In one case Tyrrell dealt with 20 different family members after a 76-year-old man had two successive strokes on both sides of the brain. He became incapacitated and had left no medical directive.
“I can’t discuss with the patient what he wants,” Tyrrell said.
So she was left to sort out family wishes. First, the family chose to have a feeding tube surgically installed, which extended the man’s life. Then, for one year, they wanted full CPR if his heart stopped. Finally, family members realized that the man’s quality of life had declined to the point where they were willing to allow him not to be resuscitated. He died two years after the strokes.
“We will spend limitless amounts of money at the end of life even though we’re denying basic care to children and the working poor,” Tyrrell said. “This is costing the Medicaid and Medicare system billions.”
She works with all her patients to try to get them to write down their desires.
“Many will say, ‘Honey, if the good Lord wants me, I’m ready to go.’’’
Dr. Amy Mohler is chief clinical medical officer for Hospice and Palliative Care of Western Colorado. She finds one consistent wish from her patients.
“They don’t want to be left alone,” Mohler said.
Back when she was in medical school, there was no training in end-of-life care. Now some doctors learn how to have critical conversations with their patients. Mohler has learned the art of listening well.
“You make sure you have the time you need, that you have a quiet setting. You need time to be empathetic,’’ Mohler said. “It’s less talking and more listening. It’s common that a patient wants to die and families are not ready.”
Mohler had one 60-year-old patient whose kidneys were failing. She also had terminal pancreatic cancer. The woman had been enduring dialysis treatments three times a week and finally decided to stop. That decision empowered the patient.

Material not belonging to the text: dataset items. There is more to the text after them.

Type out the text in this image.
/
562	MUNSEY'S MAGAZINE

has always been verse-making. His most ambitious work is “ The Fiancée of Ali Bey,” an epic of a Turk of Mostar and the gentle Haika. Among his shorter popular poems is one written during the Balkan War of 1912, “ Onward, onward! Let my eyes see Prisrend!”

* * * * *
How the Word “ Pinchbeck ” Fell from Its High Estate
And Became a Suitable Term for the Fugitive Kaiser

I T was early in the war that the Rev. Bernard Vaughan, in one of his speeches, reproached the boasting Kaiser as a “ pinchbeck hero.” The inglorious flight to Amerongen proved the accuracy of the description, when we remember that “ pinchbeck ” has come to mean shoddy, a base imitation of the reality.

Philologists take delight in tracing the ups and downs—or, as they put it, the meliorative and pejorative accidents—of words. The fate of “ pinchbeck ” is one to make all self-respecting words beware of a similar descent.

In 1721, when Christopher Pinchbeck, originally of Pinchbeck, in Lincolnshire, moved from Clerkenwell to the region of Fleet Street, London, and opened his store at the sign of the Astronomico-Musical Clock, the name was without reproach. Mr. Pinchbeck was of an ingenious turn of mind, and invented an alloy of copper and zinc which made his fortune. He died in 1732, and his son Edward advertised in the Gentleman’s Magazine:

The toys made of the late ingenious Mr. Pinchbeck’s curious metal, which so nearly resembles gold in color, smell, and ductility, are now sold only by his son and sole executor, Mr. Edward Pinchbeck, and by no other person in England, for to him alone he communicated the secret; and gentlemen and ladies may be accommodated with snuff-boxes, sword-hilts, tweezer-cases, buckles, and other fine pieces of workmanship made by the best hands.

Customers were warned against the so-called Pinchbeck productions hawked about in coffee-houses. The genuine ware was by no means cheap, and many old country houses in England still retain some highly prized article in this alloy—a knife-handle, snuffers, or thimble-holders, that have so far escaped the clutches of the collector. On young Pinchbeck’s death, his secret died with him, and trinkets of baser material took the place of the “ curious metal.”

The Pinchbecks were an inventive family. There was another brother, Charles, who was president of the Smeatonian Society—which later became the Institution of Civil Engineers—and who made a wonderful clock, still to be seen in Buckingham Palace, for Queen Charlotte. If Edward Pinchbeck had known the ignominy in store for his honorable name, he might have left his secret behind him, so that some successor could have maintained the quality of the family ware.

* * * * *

“I’m so relieved. I don’t have to go to dialysis anymore. It’s so liberating,” the patient told Mohler.
“I wonder if someone had explained to her that she had choices if she would have stopped sooner,” Mohler said.
Good care requires informed consent, frank talk
Dr. Michael Pramenko is president of the Colorado Medical Society and a family physician with Primary Care Partners in Grand Junction. His office is next door to Grand Junction’s hospice.

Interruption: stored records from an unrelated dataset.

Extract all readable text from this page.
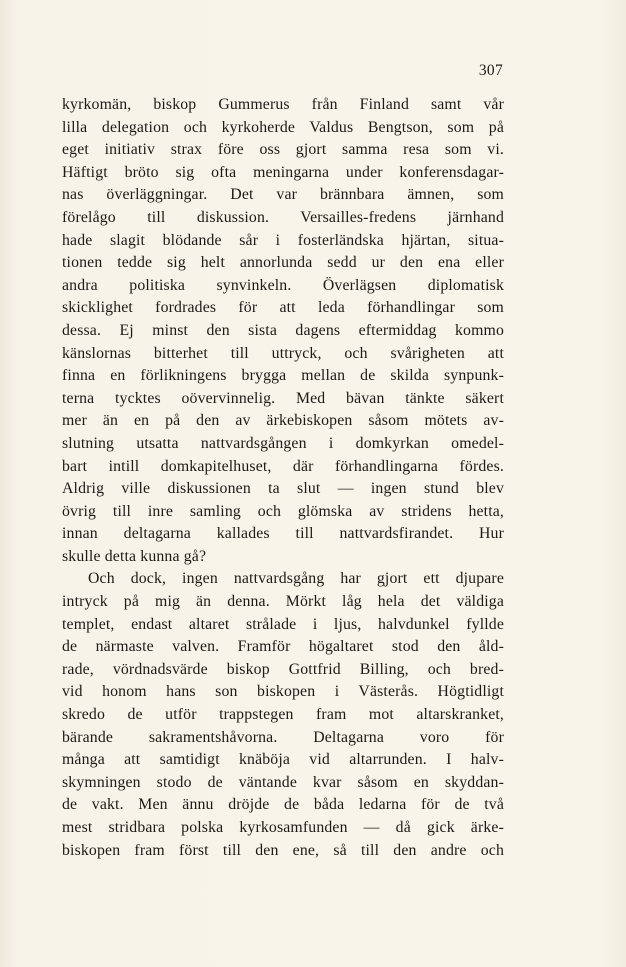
307
kyrkomän, biskop Gummerus från Finland samt vår
lilla delegation och kyrkoherde Valdus Bengtson, som på
eget initiativ strax före oss gjort samma resa som vi.
Häftigt bröto sig ofta meningarna under konferensdagar-
nas överläggningar. Det var brännbara ämnen, som
förelågo till diskussion. Versailles-fredens järnhand
hade slagit blödande sår i fosterländska hjärtan, situa-
tionen tedde sig helt annorlunda sedd ur den ena eller
andra politiska synvinkeln. Överlägsen diplomatisk
skicklighet fordrades för att leda förhandlingar som
dessa. Ej minst den sista dagens eftermiddag kommo
känslornas bitterhet till uttryck, och svårigheten att
finna en förlikningens brygga mellan de skilda synpunk-
terna tycktes oövervinnelig. Med bävan tänkte säkert
mer än en på den av ärkebiskopen såsom mötets av-
slutning utsatta nattvardsgången i domkyrkan omedel-
bart intill domkapitelhuset, där förhandlingarna fördes.
Aldrig ville diskussionen ta slut — ingen stund blev
övrig till inre samling och glömska av stridens hetta,
innan deltagarna kallades till nattvardsfirandet. Hur
skulle detta kunna gå?
Och dock, ingen nattvardsgång har gjort ett djupare
intryck på mig än denna. Mörkt låg hela det väldiga
templet, endast altaret strålade i ljus, halvdunkel fyllde
de närmaste valven. Framför högaltaret stod den åld-
rade, vördnadsvärde biskop Gottfrid Billing, och bred-
vid honom hans son biskopen i Västerås. Högtidligt
skredo de utför trappstegen fram mot altarskranket,
bärande sakramentshåvorna. Deltagarna voro för
många att samtidigt knäböja vid altarrunden. I halv-
skymningen stodo de väntande kvar såsom en skyddan-
de vakt. Men ännu dröjde de båda ledarna för de två
mest stridbara polska kyrkosamfunden — då gick ärke-
biskopen fram först till den ene, så till den andre och
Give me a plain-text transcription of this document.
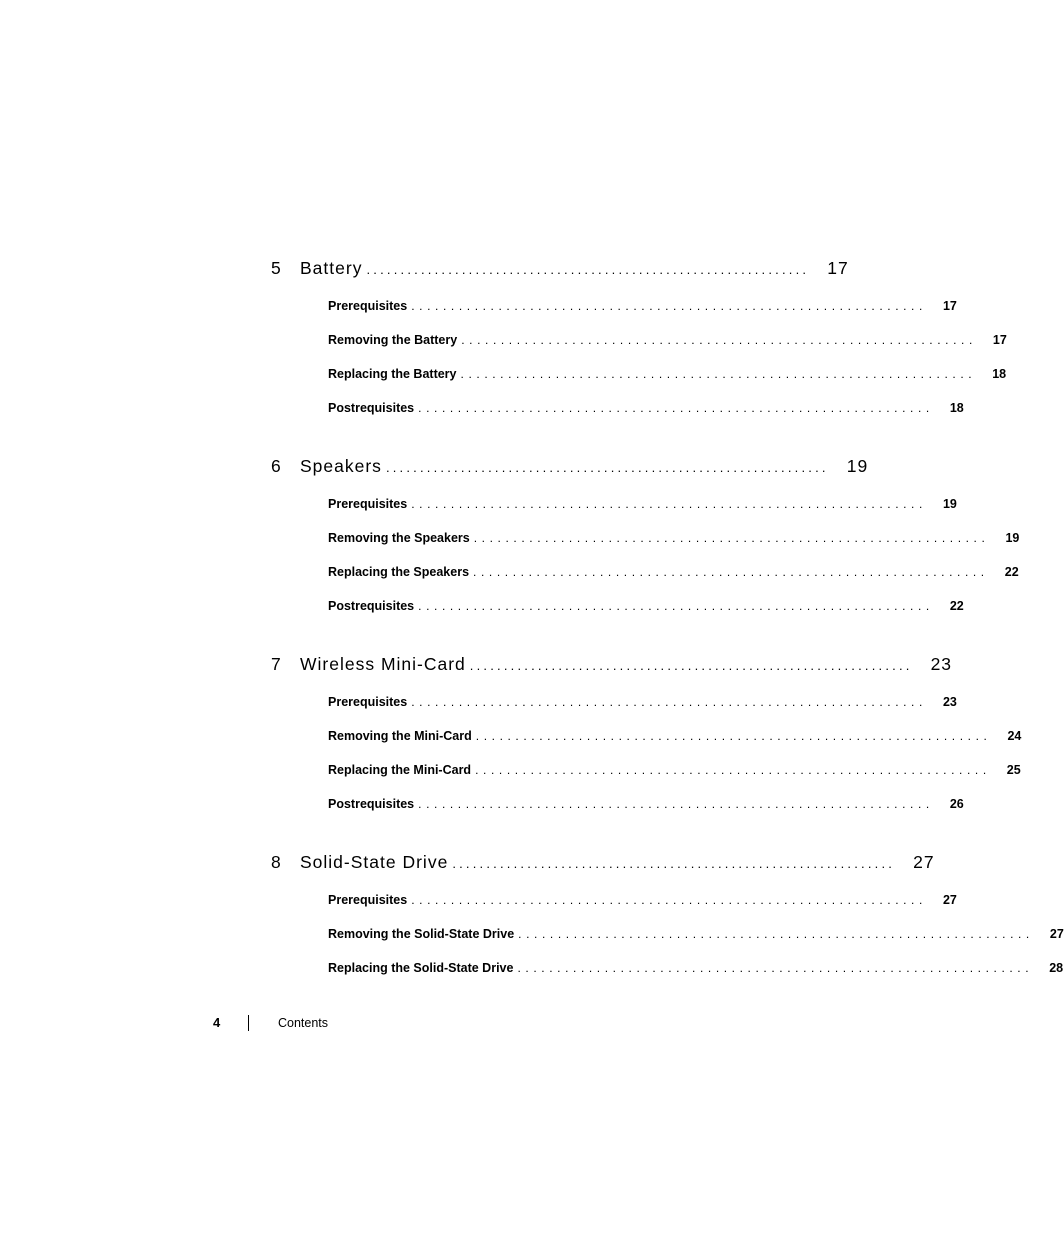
5	Battery ................................................................. 17
Prerequisites ................................................................. 17
Removing the Battery ................................................................. 17
Replacing the Battery ................................................................. 18
Postrequisites ................................................................. 18
6	Speakers ................................................................. 19
Prerequisites ................................................................. 19
Removing the Speakers ................................................................. 19
Replacing the Speakers ................................................................. 22
Postrequisites ................................................................. 22
7	Wireless Mini-Card ................................................................. 23
Prerequisites ................................................................. 23
Removing the Mini-Card ................................................................. 24
Replacing the Mini-Card ................................................................. 25
Postrequisites ................................................................. 26
8	Solid-State Drive ................................................................. 27
Prerequisites ................................................................. 27
Removing the Solid-State Drive ................................................................. 27
Replacing the Solid-State Drive ................................................................. 28
4	Contents
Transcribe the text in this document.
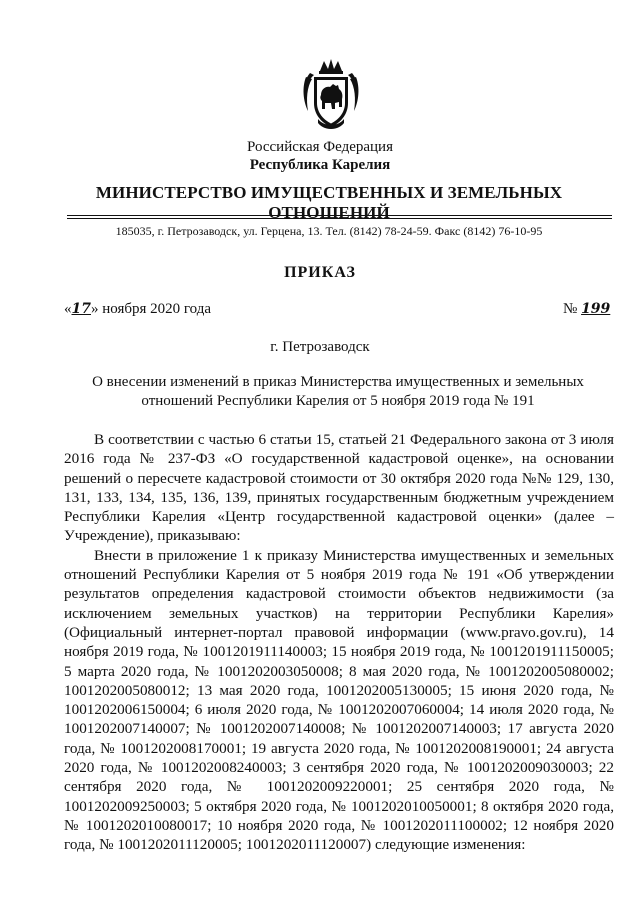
Российская Федерация
Республика Карелия
МИНИСТЕРСТВО ИМУЩЕСТВЕННЫХ И ЗЕМЕЛЬНЫХ ОТНОШЕНИЙ
185035, г. Петрозаводск, ул. Герцена, 13. Тел. (8142) 78-24-59. Факс (8142) 76-10-95
ПРИКАЗ
«17» ноября 2020 года	№ 199
г. Петрозаводск
О внесении изменений в приказ Министерства имущественных и земельных отношений Республики Карелия от 5 ноября 2019 года № 191

В соответствии с частью 6 статьи 15, статьей 21 Федерального закона от 3 июля 2016 года № 237-ФЗ «О государственной кадастровой оценке», на основании решений о пересчете кадастровой стоимости от 30 октября 2020 года №№ 129, 130, 131, 133, 134, 135, 136, 139, принятых государственным бюджетным учреждением Республики Карелия «Центр государственной кадастровой оценки» (далее – Учреждение), приказываю:

Внести в приложение 1 к приказу Министерства имущественных и земельных отношений Республики Карелия от 5 ноября 2019 года № 191 «Об утверждении результатов определения кадастровой стоимости объектов недвижимости (за исключением земельных участков) на территории Республики Карелия» (Официальный интернет-портал правовой информации (www.pravo.gov.ru), 14 ноября 2019 года, № 1001201911140003; 15 ноября 2019 года, № 1001201911150005; 5 марта 2020 года, № 1001202003050008; 8 мая 2020 года, № 1001202005080002; 1001202005080012; 13 мая 2020 года, 1001202005130005; 15 июня 2020 года, № 1001202006150004; 6 июля 2020 года, № 1001202007060004; 14 июля 2020 года, № 1001202007140007; № 1001202007140008; № 1001202007140003; 17 августа 2020 года, № 1001202008170001; 19 августа 2020 года, № 1001202008190001; 24 августа 2020 года, № 1001202008240003; 3 сентября 2020 года, № 1001202009030003; 22 сентября 2020 года, № 1001202009220001; 25 сентября 2020 года, № 1001202009250003; 5 октября 2020 года, № 1001202010050001; 8 октября 2020 года, № 1001202010080017; 10 ноября 2020 года, № 1001202011100002; 12 ноября 2020 года, № 1001202011120005; 1001202011120007) следующие изменения:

Pramenko was hopeful when the new regulation was set to take effect in early January, allowing him to be reimbursed for once-yearly conversations with sick or elderly patients. He knows that patients feel most comfortable having the toughest of conversations of their lives in his office.

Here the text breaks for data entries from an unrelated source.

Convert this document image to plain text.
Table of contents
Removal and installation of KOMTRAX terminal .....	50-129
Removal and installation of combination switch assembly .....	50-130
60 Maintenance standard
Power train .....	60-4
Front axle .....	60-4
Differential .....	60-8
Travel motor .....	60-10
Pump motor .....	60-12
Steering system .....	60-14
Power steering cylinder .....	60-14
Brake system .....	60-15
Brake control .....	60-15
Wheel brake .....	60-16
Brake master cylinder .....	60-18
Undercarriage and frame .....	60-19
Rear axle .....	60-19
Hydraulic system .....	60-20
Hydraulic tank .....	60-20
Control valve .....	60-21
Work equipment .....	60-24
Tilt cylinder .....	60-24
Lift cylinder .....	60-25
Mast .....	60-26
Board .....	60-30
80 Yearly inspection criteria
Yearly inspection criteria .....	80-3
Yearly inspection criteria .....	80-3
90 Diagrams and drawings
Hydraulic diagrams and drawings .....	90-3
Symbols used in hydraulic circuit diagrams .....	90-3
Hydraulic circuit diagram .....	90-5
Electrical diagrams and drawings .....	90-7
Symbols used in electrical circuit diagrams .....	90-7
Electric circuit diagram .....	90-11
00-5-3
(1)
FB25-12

“This is where you’re honest about health issues. What bigger health issue is there, other than birth, but death?” Pramenko said. “This is part of taking proper care of people.”
When those tough conversations happen, Pramenko gives honest answers. For instance, he tells his cancer patients that chemotherapy may be extremely hard on their bodies. In some cases, it may hasten death, rather than save a life.
“Some people can’t make a decision to let go. You lay it out for them. That’s called informed consent,” Pramenko said.
He feels fortunate that when one of his patients is being treated at Grand Junction’s Hospice Care Center, he can go next door to visit them.
But Pramenko believes that throughout the country, we must grapple with questions about end-of-life care.
“We spend most of our Medicare dollars in the last six months of life,” Pramenko said. “If we’re going to keep Medicare going, we’re going to have to deal with the process of how we die.”
“That’s not (advocating for) ‘death panels,’” Pramenko said. “That’s being responsible with public funds.”